Pratiques de gestion de l’environnement du résident
L’entretien des locaux est un élément important du confort du résident. De nombreux Ehpad sont confrontés à un turn-over très important des professionnels réalisant l’entretien des locaux avec des difficultés de mise en œuvre conforme de certaines techniques d’entretien des surfaces hautes et du sol. Dans la chambre du résident, l’entretien de l’environnement est partagé entre l’équipe soignante (lit dans son ensemble, adaptable) et l’équipe hôtelière. Des dysfonctionnements entre ces deux équipes peuvent être observés. Il arrive que les sociétés distribuant les produits et matériels de bionettoyage fournissent aux Ehpad des fiches techniques en guise de protocole et parfois forment les agents à l’utilisation du chariot d’entretien ou de la centrale de dilution. Cependant, cette prestation est orientée par le type de matériel vendu par la société, la formation est donc partielle. Ainsi, on observe encore fréquemment l’utilisation d’une bombe désinfectante au départ du résident.

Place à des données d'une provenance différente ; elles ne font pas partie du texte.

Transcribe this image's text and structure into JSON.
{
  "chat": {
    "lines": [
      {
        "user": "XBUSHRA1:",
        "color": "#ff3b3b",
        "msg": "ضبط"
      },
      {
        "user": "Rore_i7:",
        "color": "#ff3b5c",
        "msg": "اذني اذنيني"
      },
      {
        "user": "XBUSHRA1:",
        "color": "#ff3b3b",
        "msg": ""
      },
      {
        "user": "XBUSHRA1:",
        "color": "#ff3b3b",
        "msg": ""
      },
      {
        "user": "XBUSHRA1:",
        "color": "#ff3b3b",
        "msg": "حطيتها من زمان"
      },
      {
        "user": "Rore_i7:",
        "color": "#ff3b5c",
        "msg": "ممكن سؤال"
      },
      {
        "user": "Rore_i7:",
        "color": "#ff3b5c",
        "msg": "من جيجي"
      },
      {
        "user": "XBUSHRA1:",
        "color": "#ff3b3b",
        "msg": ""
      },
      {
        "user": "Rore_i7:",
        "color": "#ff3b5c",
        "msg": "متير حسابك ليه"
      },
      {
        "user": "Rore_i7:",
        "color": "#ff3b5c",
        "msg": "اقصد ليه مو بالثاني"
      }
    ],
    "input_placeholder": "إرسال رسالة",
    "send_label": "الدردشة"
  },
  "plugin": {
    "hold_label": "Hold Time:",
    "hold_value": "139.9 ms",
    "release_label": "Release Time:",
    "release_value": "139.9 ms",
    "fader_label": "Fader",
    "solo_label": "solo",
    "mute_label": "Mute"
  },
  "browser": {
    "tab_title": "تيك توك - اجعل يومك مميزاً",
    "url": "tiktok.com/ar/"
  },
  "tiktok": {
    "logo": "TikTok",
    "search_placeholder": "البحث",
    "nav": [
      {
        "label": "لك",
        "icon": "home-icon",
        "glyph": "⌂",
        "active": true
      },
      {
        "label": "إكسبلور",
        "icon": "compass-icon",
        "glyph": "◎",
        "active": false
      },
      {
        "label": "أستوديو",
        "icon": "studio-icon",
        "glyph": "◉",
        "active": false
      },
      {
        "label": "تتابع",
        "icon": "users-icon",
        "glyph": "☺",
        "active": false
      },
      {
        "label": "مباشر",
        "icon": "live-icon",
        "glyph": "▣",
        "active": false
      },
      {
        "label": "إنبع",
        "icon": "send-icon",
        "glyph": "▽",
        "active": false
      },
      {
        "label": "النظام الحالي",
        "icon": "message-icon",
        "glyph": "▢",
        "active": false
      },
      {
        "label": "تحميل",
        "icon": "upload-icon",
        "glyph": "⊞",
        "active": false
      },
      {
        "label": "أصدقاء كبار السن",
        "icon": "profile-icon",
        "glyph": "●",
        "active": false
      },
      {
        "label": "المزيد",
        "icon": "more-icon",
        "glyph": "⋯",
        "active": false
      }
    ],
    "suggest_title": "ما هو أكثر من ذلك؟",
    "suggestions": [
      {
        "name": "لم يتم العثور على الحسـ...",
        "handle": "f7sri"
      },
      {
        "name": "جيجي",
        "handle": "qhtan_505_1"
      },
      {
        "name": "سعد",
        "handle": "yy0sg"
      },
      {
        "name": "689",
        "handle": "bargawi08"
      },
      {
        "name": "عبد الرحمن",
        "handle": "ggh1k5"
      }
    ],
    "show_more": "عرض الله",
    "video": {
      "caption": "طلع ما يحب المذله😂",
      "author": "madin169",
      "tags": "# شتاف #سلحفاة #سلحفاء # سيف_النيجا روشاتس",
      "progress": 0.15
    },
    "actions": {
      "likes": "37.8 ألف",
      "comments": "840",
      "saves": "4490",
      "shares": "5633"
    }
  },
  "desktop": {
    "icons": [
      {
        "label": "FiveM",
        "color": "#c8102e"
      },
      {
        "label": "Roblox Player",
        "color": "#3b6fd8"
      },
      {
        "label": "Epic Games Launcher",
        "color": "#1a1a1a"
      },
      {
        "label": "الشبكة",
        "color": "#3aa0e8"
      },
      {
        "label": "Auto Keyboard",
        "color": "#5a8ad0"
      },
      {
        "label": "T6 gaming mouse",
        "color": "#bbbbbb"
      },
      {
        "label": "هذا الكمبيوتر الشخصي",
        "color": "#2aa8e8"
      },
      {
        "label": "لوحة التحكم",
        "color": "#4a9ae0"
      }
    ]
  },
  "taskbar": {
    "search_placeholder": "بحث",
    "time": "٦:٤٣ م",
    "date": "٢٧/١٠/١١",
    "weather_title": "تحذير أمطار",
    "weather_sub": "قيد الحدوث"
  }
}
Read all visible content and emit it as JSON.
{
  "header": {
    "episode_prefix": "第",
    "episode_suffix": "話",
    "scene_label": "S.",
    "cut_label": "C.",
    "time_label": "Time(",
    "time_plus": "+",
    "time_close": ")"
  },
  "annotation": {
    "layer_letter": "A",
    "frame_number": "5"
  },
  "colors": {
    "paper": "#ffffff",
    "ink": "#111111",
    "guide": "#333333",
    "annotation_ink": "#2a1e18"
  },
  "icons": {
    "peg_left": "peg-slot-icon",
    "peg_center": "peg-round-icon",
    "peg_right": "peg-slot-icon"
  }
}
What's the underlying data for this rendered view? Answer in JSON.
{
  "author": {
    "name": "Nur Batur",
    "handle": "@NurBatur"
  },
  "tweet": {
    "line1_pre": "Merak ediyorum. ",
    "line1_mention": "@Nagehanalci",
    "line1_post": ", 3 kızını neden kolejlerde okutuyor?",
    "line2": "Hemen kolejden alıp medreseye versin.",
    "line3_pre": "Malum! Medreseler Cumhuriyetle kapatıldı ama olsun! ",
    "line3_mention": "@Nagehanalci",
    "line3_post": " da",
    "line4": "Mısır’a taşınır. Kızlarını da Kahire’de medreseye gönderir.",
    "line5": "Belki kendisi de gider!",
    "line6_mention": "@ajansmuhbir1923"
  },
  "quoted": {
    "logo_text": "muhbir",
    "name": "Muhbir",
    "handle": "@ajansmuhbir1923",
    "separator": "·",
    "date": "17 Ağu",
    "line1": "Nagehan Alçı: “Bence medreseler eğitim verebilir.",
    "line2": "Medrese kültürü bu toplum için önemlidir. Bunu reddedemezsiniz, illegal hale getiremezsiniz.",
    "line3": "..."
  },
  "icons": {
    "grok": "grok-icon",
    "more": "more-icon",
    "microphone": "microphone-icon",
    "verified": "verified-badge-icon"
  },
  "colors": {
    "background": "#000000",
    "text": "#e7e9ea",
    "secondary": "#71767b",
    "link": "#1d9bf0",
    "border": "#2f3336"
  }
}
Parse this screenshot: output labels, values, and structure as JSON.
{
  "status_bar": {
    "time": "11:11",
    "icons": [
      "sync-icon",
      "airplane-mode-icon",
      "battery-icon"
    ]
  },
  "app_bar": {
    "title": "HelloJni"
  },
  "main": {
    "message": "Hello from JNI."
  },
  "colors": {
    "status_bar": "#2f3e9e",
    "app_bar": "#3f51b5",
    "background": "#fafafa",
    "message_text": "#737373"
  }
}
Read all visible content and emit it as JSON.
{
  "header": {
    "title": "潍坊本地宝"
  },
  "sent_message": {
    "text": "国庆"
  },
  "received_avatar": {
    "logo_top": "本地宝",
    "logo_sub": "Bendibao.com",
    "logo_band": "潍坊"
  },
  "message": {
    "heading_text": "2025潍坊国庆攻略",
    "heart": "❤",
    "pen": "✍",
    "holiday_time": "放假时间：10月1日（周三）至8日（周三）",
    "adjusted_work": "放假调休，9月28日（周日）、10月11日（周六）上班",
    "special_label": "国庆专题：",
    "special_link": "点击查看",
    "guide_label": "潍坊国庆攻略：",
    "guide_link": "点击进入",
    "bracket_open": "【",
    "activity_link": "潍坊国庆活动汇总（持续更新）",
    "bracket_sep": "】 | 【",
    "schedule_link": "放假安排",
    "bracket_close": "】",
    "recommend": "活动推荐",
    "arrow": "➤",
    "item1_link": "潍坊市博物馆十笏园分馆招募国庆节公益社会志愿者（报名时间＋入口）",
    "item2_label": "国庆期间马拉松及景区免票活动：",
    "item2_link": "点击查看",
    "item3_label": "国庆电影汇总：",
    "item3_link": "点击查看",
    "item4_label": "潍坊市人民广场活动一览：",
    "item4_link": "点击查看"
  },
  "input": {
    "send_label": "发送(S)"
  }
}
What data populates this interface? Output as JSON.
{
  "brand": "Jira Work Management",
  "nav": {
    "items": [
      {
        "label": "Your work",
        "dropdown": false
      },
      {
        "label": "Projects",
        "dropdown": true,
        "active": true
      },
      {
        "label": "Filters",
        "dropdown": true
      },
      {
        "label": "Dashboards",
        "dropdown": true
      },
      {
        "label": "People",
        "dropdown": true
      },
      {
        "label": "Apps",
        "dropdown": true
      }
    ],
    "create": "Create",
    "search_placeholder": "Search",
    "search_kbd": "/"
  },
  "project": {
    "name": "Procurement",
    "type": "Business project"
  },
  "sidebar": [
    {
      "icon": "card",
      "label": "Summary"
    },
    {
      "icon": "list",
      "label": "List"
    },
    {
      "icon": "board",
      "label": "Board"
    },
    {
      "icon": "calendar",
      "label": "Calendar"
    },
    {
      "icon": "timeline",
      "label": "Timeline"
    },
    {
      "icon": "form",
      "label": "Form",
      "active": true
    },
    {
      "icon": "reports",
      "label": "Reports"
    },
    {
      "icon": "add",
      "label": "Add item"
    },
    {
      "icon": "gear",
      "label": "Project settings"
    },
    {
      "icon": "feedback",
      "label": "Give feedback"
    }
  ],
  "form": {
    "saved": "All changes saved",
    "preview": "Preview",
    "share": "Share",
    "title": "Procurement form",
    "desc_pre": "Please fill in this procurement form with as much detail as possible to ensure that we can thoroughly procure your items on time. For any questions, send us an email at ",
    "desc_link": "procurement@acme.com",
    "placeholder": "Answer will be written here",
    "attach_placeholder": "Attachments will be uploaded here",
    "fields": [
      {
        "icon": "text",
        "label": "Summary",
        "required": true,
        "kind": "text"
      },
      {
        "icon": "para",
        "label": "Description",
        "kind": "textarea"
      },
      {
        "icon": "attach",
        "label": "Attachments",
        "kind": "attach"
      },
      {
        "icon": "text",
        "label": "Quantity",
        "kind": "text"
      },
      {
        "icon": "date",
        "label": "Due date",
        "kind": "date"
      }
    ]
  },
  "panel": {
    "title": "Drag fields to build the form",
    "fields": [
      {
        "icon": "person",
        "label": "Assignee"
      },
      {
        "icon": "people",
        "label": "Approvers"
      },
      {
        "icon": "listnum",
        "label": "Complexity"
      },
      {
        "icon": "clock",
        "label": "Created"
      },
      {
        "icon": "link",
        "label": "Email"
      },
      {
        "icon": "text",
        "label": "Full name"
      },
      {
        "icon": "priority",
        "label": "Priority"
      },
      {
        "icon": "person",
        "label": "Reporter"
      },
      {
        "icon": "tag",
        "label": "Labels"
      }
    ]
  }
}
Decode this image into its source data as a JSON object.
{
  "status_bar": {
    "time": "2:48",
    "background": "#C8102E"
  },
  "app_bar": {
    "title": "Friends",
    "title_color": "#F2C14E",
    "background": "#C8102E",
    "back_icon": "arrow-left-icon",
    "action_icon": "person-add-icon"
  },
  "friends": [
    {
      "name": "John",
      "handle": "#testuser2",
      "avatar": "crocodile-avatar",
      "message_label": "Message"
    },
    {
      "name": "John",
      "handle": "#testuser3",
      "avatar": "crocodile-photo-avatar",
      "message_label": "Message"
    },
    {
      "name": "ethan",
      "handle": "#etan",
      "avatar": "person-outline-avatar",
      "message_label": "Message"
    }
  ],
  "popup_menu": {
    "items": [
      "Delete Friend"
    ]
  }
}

Analyse et actions de l’équipe d’hygiène
Les attentes sont différentes de celles du secteur sanitaire, car le risque de contamination de l’environnement se fait essentiellement par les mains du résident. Les référentiels existant sur l’entretien de l’environnement sont peu argumentés par rapport au risque infectieux. L’équipe d’hygiène a un rôle stratégique d’aide au choix des produits et des techniques d’entretien des locaux. Ainsi, la méthode vapeur, rarement proposée, peut avoir de l’intérêt pour certaines équipes. Actuellement, la prise en compte du développement durable nous incite à orienter les établissements vers l’abandon de la chimie pour l’entretien des sols (hors cas particulier). Concernant les surfaces hautes, la pandémie a mis en avant l’importance du choix d’un détergent désinfectant virucide répondant à la norme NF EN 14476+A2.
Évaluation
Les établissements sont incités à développer des actions d’évaluation par le biais des programmes nationaux (stratégie nationale et certification des établissements médico-sociaux) et de textes réglementaires [13,14,15]. Le document d’analyse du risque infectieux (Dari) mis en place depuis 2012 est encore inconnu dans certains Ehpad [15]. Dans la continuité du Dari, un nouvel outil d’auto-évaluation du risque infectieux en ESMS (document d’analyse et de maîtrise du risque infectieux [Damri]) [16] est disponible depuis début 2023. Son objectif est de permettre à tout ESMS de cartographier son risque infectieux, d’en mesurer son niveau de maîtrise et de mettre en place un plan d’actions d’amélioration hiérarchisées. Il est, de plus, un outil de communication. Les actions d’évaluation en interne restent limitées selon la taille de l’établissement et l’appartenance à un groupe.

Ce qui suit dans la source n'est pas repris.